Jenn frowned. Squat was acting like someone who expected fireworks to go off at the conclusion of his story. She said, “So?”
“So that’s not how seals behave, this guy Parker said. He was totally amazed that she was up here at all, he said. And he was totally flipped out when Annie told him that she showed up around Langley every year, practically on the exact same date. And he said that when she was down there and they tagged her with the transmitter, it was like she knew they wanted to study her down there ’cause she totally disappeared. I mean, she moved out of range. And when Annie told him Nera still had the transmitter on, he said ‘That’s one hell of an interesting seal,’
and
he said Annie’s gonna make her name in marine science if she can identify Nera, especially if it turns out she’s some new species or something like that. See, he said that everyone down there thought she just had that skin thing . . . What’s it called? Opposite of being albino?”

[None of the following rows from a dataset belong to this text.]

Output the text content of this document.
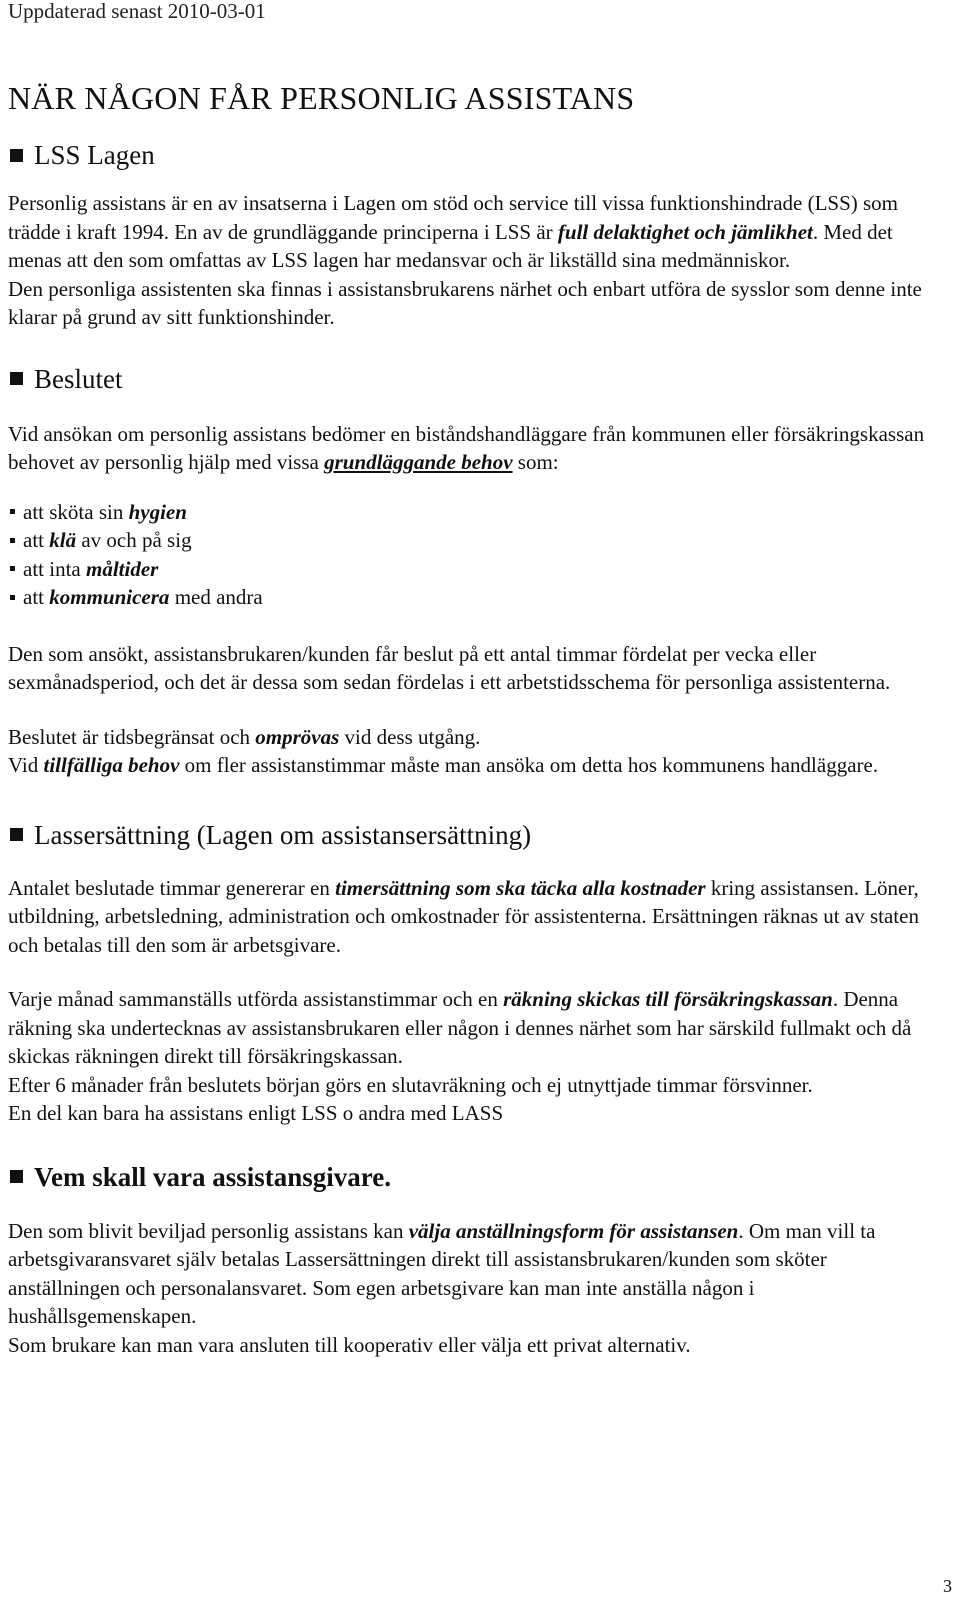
Uppdaterad senast 2010-03-01
NÄR NÅGON FÅR PERSONLIG ASSISTANS
LSS Lagen

Personlig assistans är en av insatserna i Lagen om stöd och service till vissa funktionshindrade (LSS) som trädde i kraft 1994. En av de grundläggande principerna i LSS är full delaktighet och jämlikhet. Med det menas att den som omfattas av LSS lagen har medansvar och är likställd sina medmänniskor.

Den personliga assistenten ska finnas i assistansbrukarens närhet och enbart utföra de sysslor som denne inte klarar på grund av sitt funktionshinder.

Beslutet

Vid ansökan om personlig assistans bedömer en biståndshandläggare från kommunen eller försäkringskassan behovet av personlig hjälp med vissa grundläggande behov som:

att sköta sin
hygien
att
klä
av och på sig
att inta
måltider
att
kommunicera
med andra

Den som ansökt, assistansbrukaren/kunden får beslut på ett antal timmar fördelat per vecka eller sexmånadsperiod, och det är dessa som sedan fördelas i ett arbetstidsschema för personliga assistenterna.

Beslutet är tidsbegränsat och omprövas vid dess utgång.

Vid tillfälliga behov om fler assistanstimmar måste man ansöka om detta hos kommunens handläggare.

Lassersättning (Lagen om assistansersättning)

Antalet beslutade timmar genererar en timersättning som ska täcka alla kostnader kring assistansen. Löner, utbildning, arbetsledning, administration och omkostnader för assistenterna. Ersättningen räknas ut av staten och betalas till den som är arbetsgivare.

Varje månad sammanställs utförda assistanstimmar och en räkning skickas till försäkringskassan. Denna räkning ska undertecknas av assistansbrukaren eller någon i dennes närhet som har särskild fullmakt och då skickas räkningen direkt till försäkringskassan.

Efter 6 månader från beslutets början görs en slutavräkning och ej utnyttjade timmar försvinner.

En del kan bara ha assistans enligt LSS o andra med LASS

Vem skall vara assistansgivare.

Den som blivit beviljad personlig assistans kan välja anställningsform för assistansen. Om man vill ta arbetsgivaransvaret själv betalas Lassersättningen direkt till assistansbrukaren/kunden som sköter anställningen och personalansvaret. Som egen arbetsgivare kan man inte anställa någon i hushållsgemenskapen.

Som brukare kan man vara ansluten till kooperativ eller välja ett privat alternativ.

3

“Melanism,” Jenn told him. “That’s what Annie called it.”
“Yeah. That was it. He said Annie said she doesn’t think it’s melanism at all because Nera doesn’t look like any kind of seal that belongs around here anyway. So
if
she’s never shed that transmitter and if she doesn’t have melanism but is coal black because of the
kind
of seal she is,
that
means she’s some sort of new seal that no one in marine science knows about.”
“Except Annie Taylor,” Jenn noted grimly. “And she’s going to want to identify her, huh?”
“She’s going to want to figure out what she is, that’s for sure. I mean, what kind of marine biologist wouldn’t? You ask me, this guy Parker is probably buying a plane ticket right now so he can beat Annie Taylor to it.”